Разбудив меня, папа шепотом сообщил, что летит в Бостон на деловую встречу. Возможно, ему придется там задержаться на пару дней, а то и больше. Одно это уже должно было насторожить. Что значит «возможно»? Деловой календарь отца по точности мог соперничать с его наручными часами. Он постоянно летал в Бостон и всегда возвращался в тот же день… Но я слишком хотела спать и не придала особого значения отцовским словам. Он поцеловал меня в лоб и сказал:
– Малышка, я люблю тебя. Всегда помни об этом. Слышишь?
Я сонно кивнула и пробормотала:
– Я тоже тебя люблю. Береги себя.
Потом повернулась на другой бок, уткнулась в подушку и сразу же заснула. Я не знала, что вижу отца в последний раз.
Впервые мы заподозрили неладное в одиннадцатом часу утра. До этого все складывалось просто замечательно. Я выспалась и вышла на кухню. Брат не захотел будить меня и улетел в Сан-Франциско, не простившись. Мама сидела в нише кухонного эркера с чашкой кофе в руках, листала «Вог» и ждала, когда я проснусь, чтобы вместе позавтракать. С блюда на меня призывно поглядывали теплые булочки с корицей и рогалики, ломтики копченой лососины, творожный сыр и клубничный джем. Я сидела на своем прежнем месте, забравшись на стул с ногами и подтянув колени к подбородку, ждала, пока сварится кофе, потягивала апельсиновый сок и рассказывала матери о планах на лето. И тут раздался телефонный звонок. Сьюзен, секретарша отца, интересовалась, не заболел ли мистер Вин. В десять часов у него должна была начаться важная встреча. Секретарша, привыкшая к пунктуальности шефа, поразилась его отсутствию. Она изумилась еще сильнее, узнав, что мистер Вин улетел в Бостон.
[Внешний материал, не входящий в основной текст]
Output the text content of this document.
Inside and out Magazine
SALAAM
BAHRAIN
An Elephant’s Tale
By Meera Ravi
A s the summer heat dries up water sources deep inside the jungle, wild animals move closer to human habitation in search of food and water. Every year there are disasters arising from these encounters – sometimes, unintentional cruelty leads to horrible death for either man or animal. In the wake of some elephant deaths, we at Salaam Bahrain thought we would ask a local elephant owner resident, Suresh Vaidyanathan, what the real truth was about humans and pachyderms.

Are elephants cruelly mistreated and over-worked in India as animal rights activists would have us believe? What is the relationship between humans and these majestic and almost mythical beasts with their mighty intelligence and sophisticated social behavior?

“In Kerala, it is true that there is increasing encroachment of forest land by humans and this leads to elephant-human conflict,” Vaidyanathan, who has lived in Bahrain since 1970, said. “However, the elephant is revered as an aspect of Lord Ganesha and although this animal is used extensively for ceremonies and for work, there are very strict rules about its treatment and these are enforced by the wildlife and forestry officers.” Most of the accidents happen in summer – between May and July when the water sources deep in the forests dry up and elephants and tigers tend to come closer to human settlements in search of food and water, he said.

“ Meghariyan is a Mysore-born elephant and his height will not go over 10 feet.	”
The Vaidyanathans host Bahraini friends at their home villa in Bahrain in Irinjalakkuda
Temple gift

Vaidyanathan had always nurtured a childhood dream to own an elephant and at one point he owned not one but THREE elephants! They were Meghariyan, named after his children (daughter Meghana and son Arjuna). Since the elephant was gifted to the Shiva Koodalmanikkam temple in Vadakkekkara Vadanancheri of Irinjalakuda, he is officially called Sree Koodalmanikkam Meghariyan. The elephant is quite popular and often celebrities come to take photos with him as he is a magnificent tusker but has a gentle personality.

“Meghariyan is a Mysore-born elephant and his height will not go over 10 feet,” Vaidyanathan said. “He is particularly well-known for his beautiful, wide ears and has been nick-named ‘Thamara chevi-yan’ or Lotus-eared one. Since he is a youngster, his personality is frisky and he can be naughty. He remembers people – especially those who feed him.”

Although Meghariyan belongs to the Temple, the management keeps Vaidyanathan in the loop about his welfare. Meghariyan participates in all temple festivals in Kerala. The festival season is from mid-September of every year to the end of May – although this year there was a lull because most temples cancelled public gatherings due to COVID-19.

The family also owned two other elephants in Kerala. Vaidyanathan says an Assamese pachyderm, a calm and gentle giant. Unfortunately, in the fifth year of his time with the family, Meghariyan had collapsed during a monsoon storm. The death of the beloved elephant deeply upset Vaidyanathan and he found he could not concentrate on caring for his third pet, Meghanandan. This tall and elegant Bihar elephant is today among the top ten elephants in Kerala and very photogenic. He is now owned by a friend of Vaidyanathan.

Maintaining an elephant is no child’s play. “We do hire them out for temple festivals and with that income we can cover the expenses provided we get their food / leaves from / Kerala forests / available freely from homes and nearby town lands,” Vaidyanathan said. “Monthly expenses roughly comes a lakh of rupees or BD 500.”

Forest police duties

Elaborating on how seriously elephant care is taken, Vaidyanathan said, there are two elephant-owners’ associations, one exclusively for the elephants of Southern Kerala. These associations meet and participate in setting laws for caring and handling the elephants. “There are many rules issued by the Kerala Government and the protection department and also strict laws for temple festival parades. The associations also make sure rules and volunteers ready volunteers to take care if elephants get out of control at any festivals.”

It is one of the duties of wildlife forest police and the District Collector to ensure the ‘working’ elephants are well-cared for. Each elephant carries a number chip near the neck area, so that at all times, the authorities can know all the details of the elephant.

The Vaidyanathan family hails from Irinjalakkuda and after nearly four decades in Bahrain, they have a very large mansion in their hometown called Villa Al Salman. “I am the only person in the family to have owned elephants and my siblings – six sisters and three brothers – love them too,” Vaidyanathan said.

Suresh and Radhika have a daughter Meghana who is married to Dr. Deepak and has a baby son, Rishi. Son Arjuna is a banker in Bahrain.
По ее словам, он в ближайшее время туда не собирался.
Внезапное изменение отцовских планов удивило маму, но не столь сильно, как Сьюзен. Возможно, потому, что ей не нужно было отбиваться от рассерженного голливудского магната и его адвокатов. Поговорив еще пару минут, обе женщины выразили уверенность, что вскоре все должно проясниться. Возможно, отцу не удалось вовремя позвонить Сьюзен, а сейчас он находится на важном совещании. В ближайший час или два он обязательно выйдет на связь и объяснит причину столь спешной поездки в Бостон.
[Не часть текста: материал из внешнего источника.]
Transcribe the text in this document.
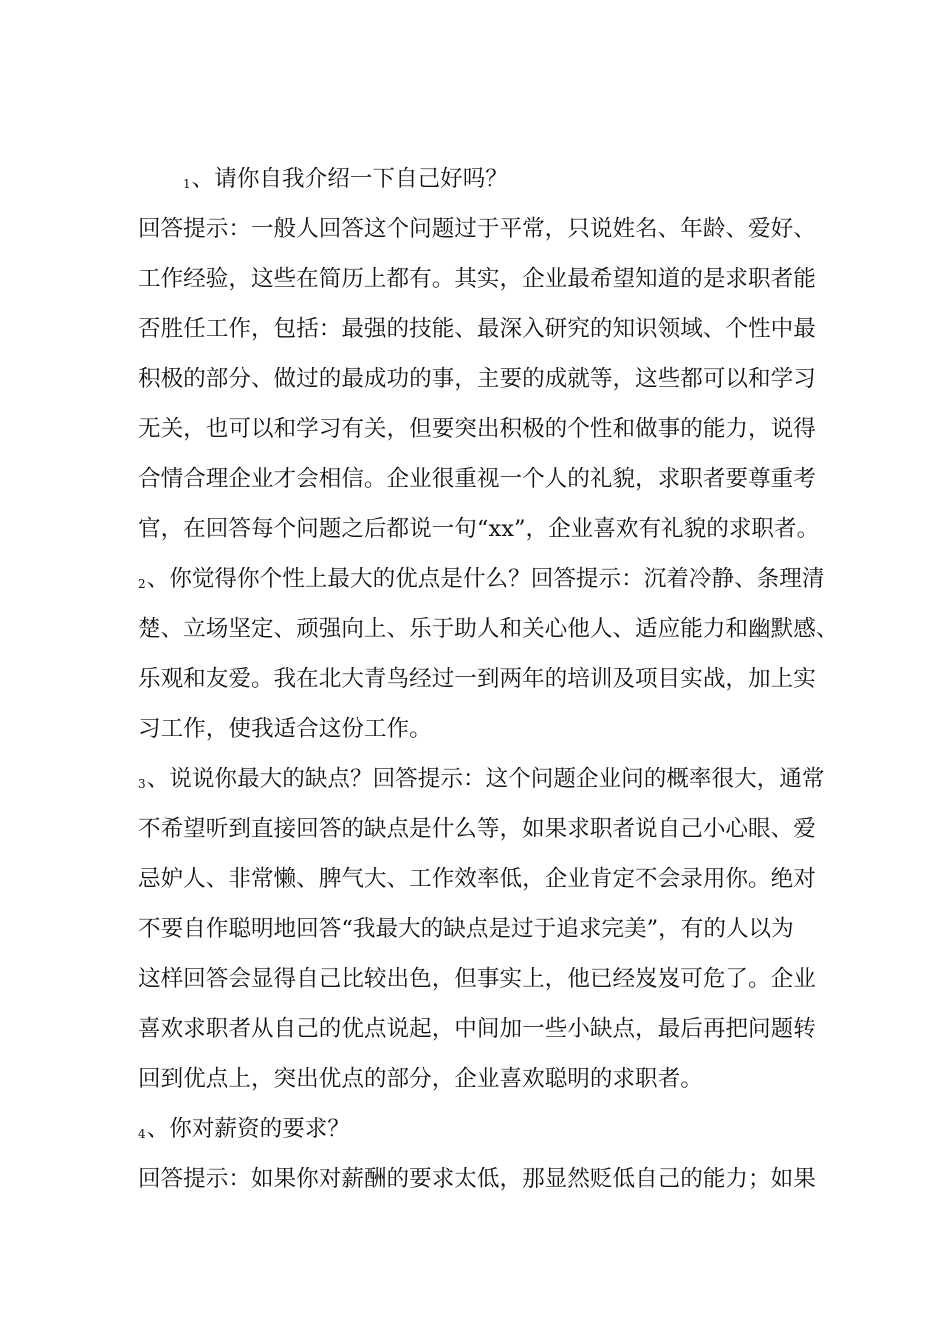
1、请你自我介绍一下自己好吗？
回答提示：一般人回答这个问题过于平常，只说姓名、年龄、爱好、
工作经验，这些在简历上都有。其实，企业最希望知道的是求职者能
否胜任工作，包括：最强的技能、最深入研究的知识领域、个性中最
积极的部分、做过的最成功的事，主要的成就等，这些都可以和学习
无关，也可以和学习有关，但要突出积极的个性和做事的能力，说得
合情合理企业才会相信。企业很重视一个人的礼貌，求职者要尊重考
官，在回答每个问题之后都说一句“xx”，企业喜欢有礼貌的求职者。
2、你觉得你个性上最大的优点是什么？回答提示：沉着冷静、条理清
楚、立场坚定、顽强向上、乐于助人和关心他人、适应能力和幽默感、
乐观和友爱。我在北大青鸟经过一到两年的培训及项目实战，加上实
习工作，使我适合这份工作。
3、说说你最大的缺点？回答提示：这个问题企业问的概率很大，通常
不希望听到直接回答的缺点是什么等，如果求职者说自己小心眼、爱
忌妒人、非常懒、脾气大、工作效率低，企业肯定不会录用你。绝对
不要自作聪明地回答“我最大的缺点是过于追求完美”，有的人以为
这样回答会显得自己比较出色，但事实上，他已经岌岌可危了。企业
喜欢求职者从自己的优点说起，中间加一些小缺点，最后再把问题转
回到优点上，突出优点的部分，企业喜欢聪明的求职者。
4、你对薪资的要求？
回答提示：如果你对薪酬的要求太低，那显然贬低自己的能力；如果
Сегодня наше поведение кажется мне странным, но тогда звонок Сьюзен нас ни капельки не насторожил. Мы продолжали завтракать. Об отце не было сказано ни слова. После завтрака мы отправились в косметический салон, затем пошли через Центральный парк в роскошный универмаг «Бергдорф Гудмэн». Лето только начиналось, и дни еще не успели наполниться влажной духотой. Я очень люблю Нью-Йорк в эту пору. В парке пахло свежескошенной травой. На Овечьем лужке сидели и лежали люди, наслаждаясь нежарким солнцем. Двое подростков, скинув рубашки, бросали друг другу пластиковый диск «летающей тарелки». Перед нами, держась за руки, неспешно катились на роликовых коньках двое мужчин лет тридцати. Мне захотелось остановиться, закрыть глаза и обнять окружающий мир. В такие дни я всегда ощущала, что жизнь полна самых разнообразных возможностей и они ждут, когда я ими воспользуюсь.
Но мама упорно тащила меня в универмаг. Там она купила мне желтое летнее платье с цветочным орнаментом, а затем пригласила перекусить в ресторане отеля «Плаза». Не могу сказать, что мне нравился этот отель. Кому сейчас нужны претенциозные интерьеры в духе французского ренессанса? К чему это нагромождение украшений, от которого так и веет подражательством и дешевкой? Однако я давно убедилась: пытаться зазвать маму в другой ресторан – дело, обреченное на провал. Она обожала гостиничный вестибюль с позолотой на стенах и высоких потолках. Ей нравились перенасыщенные изысканностью колонны. И конечно же, она любила подчеркнутое внимание персонала, включая французское приветствие метрдотеля: «Bonjour, Madame Win». Мы расположились между двумя пальмами, вблизи небольшого шведского стола, предлагавшего пирожные, сласти и мороженое. Вокруг столиков фланировали двое скрипачей, игравших венские вальсы.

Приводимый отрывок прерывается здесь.